Catholic Diocese of Spokane, Washington
by Bishop William S. Skylstad
(From the Nov. 16, 2006 edition of the Inland Register)
The month of November reminds us of several important aspects of our lives. First, in the Church’s liturgical calendar, we began the month with the Feast of All Saints and All Souls, Nov. 1 and Nov. 2, respectively. Our rich tradition of honoring those holy people formally declared saints reminds us to thank them for their inspiration and witness. On All Souls, we are especially mindful of our family members who have gone before us as we pray for them and for ourselves. Our families, especially our parents, have given us so much.

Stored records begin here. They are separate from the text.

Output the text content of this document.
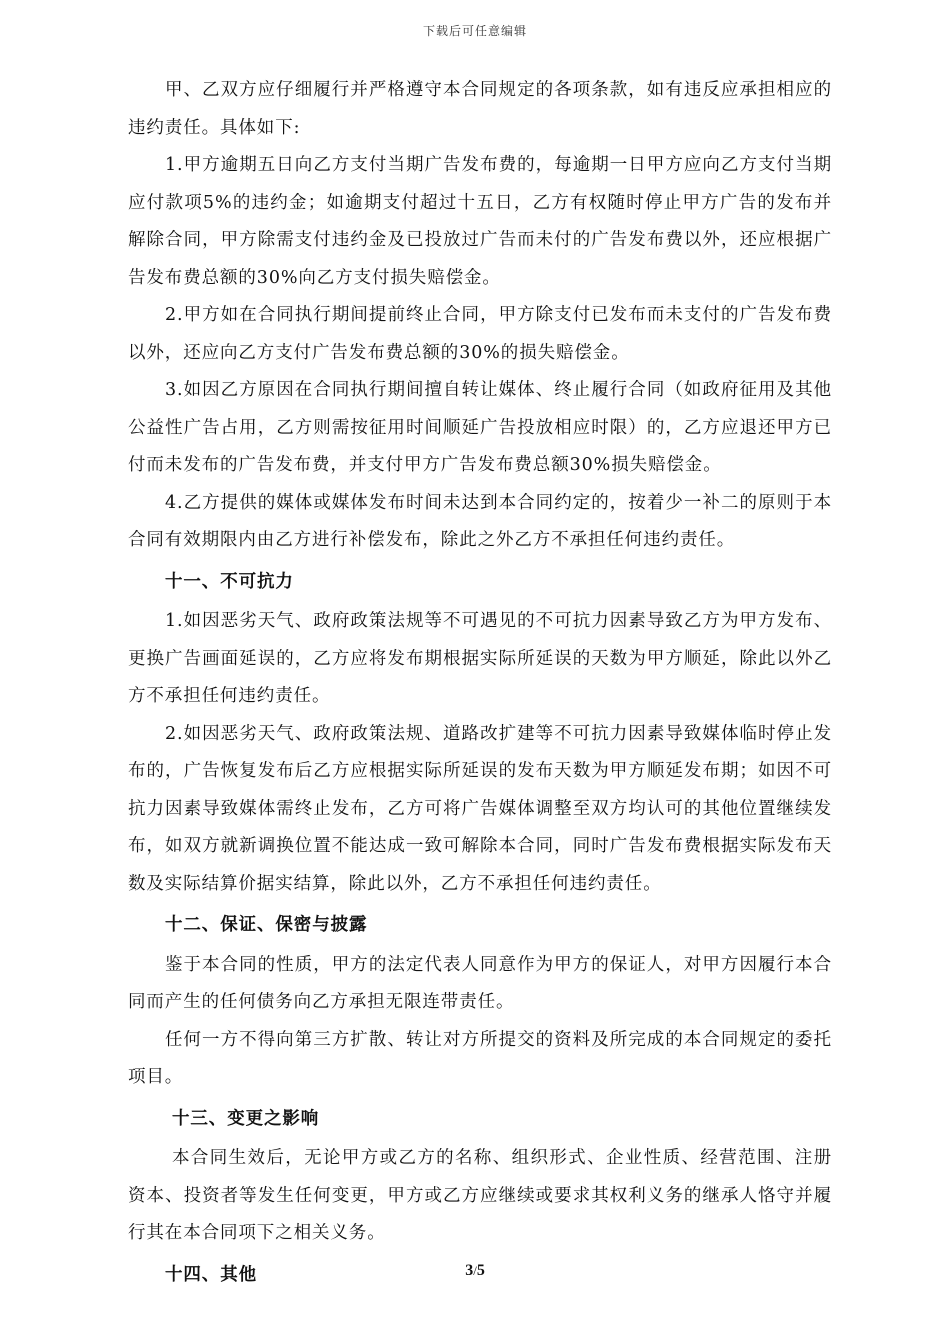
下载后可任意编辑

甲、乙双方应仔细履行并严格遵守本合同规定的各项条款，如有违反应承担相应的违约责任。具体如下:

1.甲方逾期五日向乙方支付当期广告发布费的，每逾期一日甲方应向乙方支付当期应付款项5%的违约金；如逾期支付超过十五日，乙方有权随时停止甲方广告的发布并解除合同，甲方除需支付违约金及已投放过广告而未付的广告发布费以外，还应根据广告发布费总额的30%向乙方支付损失赔偿金。

2.甲方如在合同执行期间提前终止合同，甲方除支付已发布而未支付的广告发布费以外，还应向乙方支付广告发布费总额的30%的损失赔偿金。

3.如因乙方原因在合同执行期间擅自转让媒体、终止履行合同（如政府征用及其他公益性广告占用，乙方则需按征用时间顺延广告投放相应时限）的，乙方应退还甲方已付而未发布的广告发布费，并支付甲方广告发布费总额30%损失赔偿金。

4.乙方提供的媒体或媒体发布时间未达到本合同约定的，按着少一补二的原则于本合同有效期限内由乙方进行补偿发布，除此之外乙方不承担任何违约责任。

十一、不可抗力

1.如因恶劣天气、政府政策法规等不可遇见的不可抗力因素导致乙方为甲方发布、更换广告画面延误的，乙方应将发布期根据实际所延误的天数为甲方顺延，除此以外乙方不承担任何违约责任。

2.如因恶劣天气、政府政策法规、道路改扩建等不可抗力因素导致媒体临时停止发布的，广告恢复发布后乙方应根据实际所延误的发布天数为甲方顺延发布期；如因不可抗力因素导致媒体需终止发布，乙方可将广告媒体调整至双方均认可的其他位置继续发布，如双方就新调换位置不能达成一致可解除本合同，同时广告发布费根据实际发布天数及实际结算价据实结算，除此以外，乙方不承担任何违约责任。

十二、保证、保密与披露

鉴于本合同的性质，甲方的法定代表人同意作为甲方的保证人，对甲方因履行本合同而产生的任何债务向乙方承担无限连带责任。

任何一方不得向第三方扩散、转让对方所提交的资料及所完成的本合同规定的委托项目。

十三、变更之影响

本合同生效后，无论甲方或乙方的名称、组织形式、企业性质、经营范围、注册资本、投资者等发生任何变更，甲方或乙方应继续或要求其权利义务的继承人恪守并履行其在本合同项下之相关义务。

十四、其他	3/5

Three weeks ago, I traveled to Rome with Cardinal Francis George, Archbishop of Chicago. We went to Rome for the regular meetings with the various Vatican offices on behalf of the United States Catholic Conference of Bishops, which I serve as president, and Cardinal George as vice-president. We were blessed to have a half-hour meeting with Pope Benedict XVI. Such a visit reminds me of the power of the universality of our Church, and how interconnected we are in the Body of Christ.
On the first day of the visit, we were able to attend the canonization of four saints, two of whom were from our part of the world – St. Theodore Guerin, a Providence Sister from of Indiana, and St. Rafael Guizar Valentia, the Bishop of Vera Cruz in Mexico. St. Rafael resided briefly in the U.S. during the early part of the last century. Both of these new saints were great signs of fidelity to the Church amid challenging circumstances.
When I stand in St. Peter’s Square, when I visit St. Peter Basilica, I can’t help but be impressed with wide range of diversity of peoples who come to visit from all over the globe. Our Catholic Church in the United States is only 6 percent of the total world Catholic population. We need to keep that fact in mind as we reflect who we are as part of the universal Church. With all of our struggles and challenges, our global Church is a rich gift and consolation to us.
(Incidentally, they tell me that the crowds of visitors to the Vatican are up about 40 percent over this time a year ago.)
Last Friday evening, we celebrated the 50th anniversary of Bishop White Seminary. The seminary has contributed significantly to the diocese over the years. The list of alumni is impressive, as is the list of priests who have given of themselves in the service of priestly formation. None of them has served more years at Bishop White than Father George Haspedis. The history of Bishop White, its staff, and its alumni, is something for which we all should be deeply grateful.
On Saturday, I drove to Walla Walla for the Catholic Daughters’ dinner and auction. Sunday, I spent most of the day celebrating Masses for the prisoners in the Washington State Penitentiary. Security concerns keep the gatherings for Mass small. Priests, deacons, Sisters and laity serve our prison populations faithfully, as much as their time allows. I have always been touched by celebrating Mass in prison. Inmates, too, are brothers and sisters in Christ. Somehow, the power of the Redeemer comes through wonderfully in these smaller, more intimate gatherings for Eucharist.
As you read this, the Catholic bishops of the United States are in Baltimore for our annual fall meeting. (Editor’s note: See page 7 of this issue of the Inland Register for a look at the meeting’s business.) This year will be the first meeting in Baltimore, where we will now regularly gather for the November meeting. The move to Baltimore is especially appropriate this year because of the rededication of the Basilica of the Assumption. There will be a special Mass in the Basilica on Sunday afternoon before the plenary assembly begins. This is the oldest cathedral in the United States, so in a sense, the Basilica of the Assumption is the mother church of our nation. But it’s good to remember that the Archdiocese of Portland, Ore., was the second archdiocese established in our country.
Our national observance of Thanksgiving approaches. It’s a wonderful holiday for many reasons. We need to be grateful for our local Church, with all of our 81 Catholic parishes and the many Catholic institutions which serve us and serve on our behalf. These last few years have not been easy ones for our diocese. I am profoundly grateful to all who have been faithful in presence and generosity in so many ways.
In a special way I give thanks to the staff here at the Catholic Pastoral Center who again and again have gone the extra mile to serve. Our retired priests deserve our gratitude for decades of faithful service to the Church. The infirmaries of the Providence Sisters and for the Holy Names Sisters remind us of those many generous women Religious who have dedicated their lives to service and love of God’s people. We are most grateful.
Our list and reasons for giving thanks can go on and on. On Thanksgiving Day, may we give thanks for rich blessings from Church, nation, family, and especially from our God.
A blessed and happy Thanksgiving to all!